At the age of 88, Lucian Freud died on 20 July 2011. It was a sad day marked by many, including his friend, the art critic Martyn Gayford, who gave an intimate recollection of Freud in the Daily Telegraph. He recounts Freud’s musings on mortality and his career: 'I’m not frightened in the slightest of death; I’ve had a lovely time.'
Grandson of Sigmund Freud, Lucian Freud was born on 8 December 1922. He moved to Britain in 1933 to escape the rise of Nazism, where he gained citizenship in 1939. Freud trained at Central School of Art (now Central St Martins of University of the Arts), Cedric Morris' East Anglian School of Painting and Drawing in Dedham, and Goldsmiths University.
Freud began making surrealist paintings with thin oils but is more famous for his latter work; thickly painted portraits and nudes, including his notable series of the performance artist Leigh Bowery and controversial portrait of the Queen (see above). Whilst most the country agreed it was not the most flattering portrait of HRH Queen Elizabeth II, we cannot argue that it is not honest, if brutal. Freud’s ‘take-no-prisoner’ attitude towards his sitters is a primary reason he is so well respected and considered one of the most perceptive artists in history.

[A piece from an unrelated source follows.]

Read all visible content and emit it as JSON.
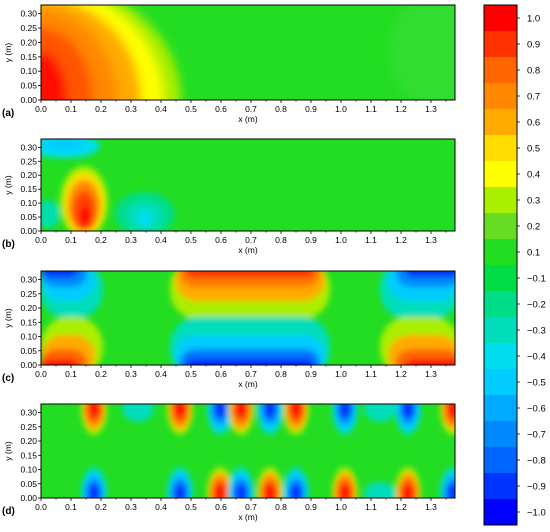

Charles Saumarez-Smith, head of the National Portrait Galley, described the picture as 'thought-provoking and psychologically penetrating'.
Freud work is of great commercial value too. In 2008, Benefits Supervisor Sleeping (1995), his portrait of an overweight civil servant named Sue, sold for £20.6 million pounds, the highest price ever for a work by a living artist. There is no doubt, then, since the news of his death, the value of his works will further increase.

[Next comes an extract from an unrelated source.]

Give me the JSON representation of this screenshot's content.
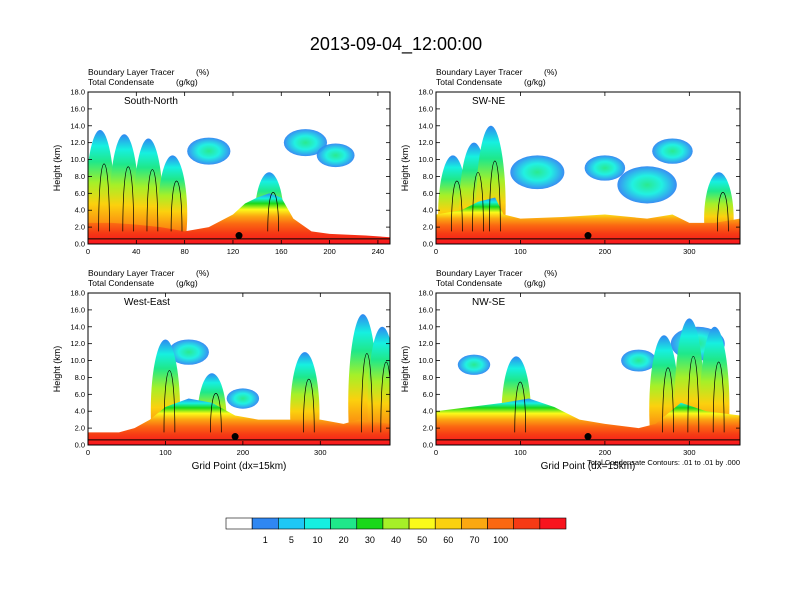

Freud managed to keep a relatively private life, though his opinions were greatly controversial – he loathed the work of Leonardo da Vinci – and he is rumoured to have fathered up to 40 children with over six women. Freud was also synonymous with the bohemian Soho of the 50s and his equally wild peer, Francis Bacon. Nonetheless, Freud is one of the most significant artists of the last 70 years and almost single-handedly reinvented and revived portraiture in an age when the genre was increasingly considered unpopular. May his work continue to be enjoyed by millions.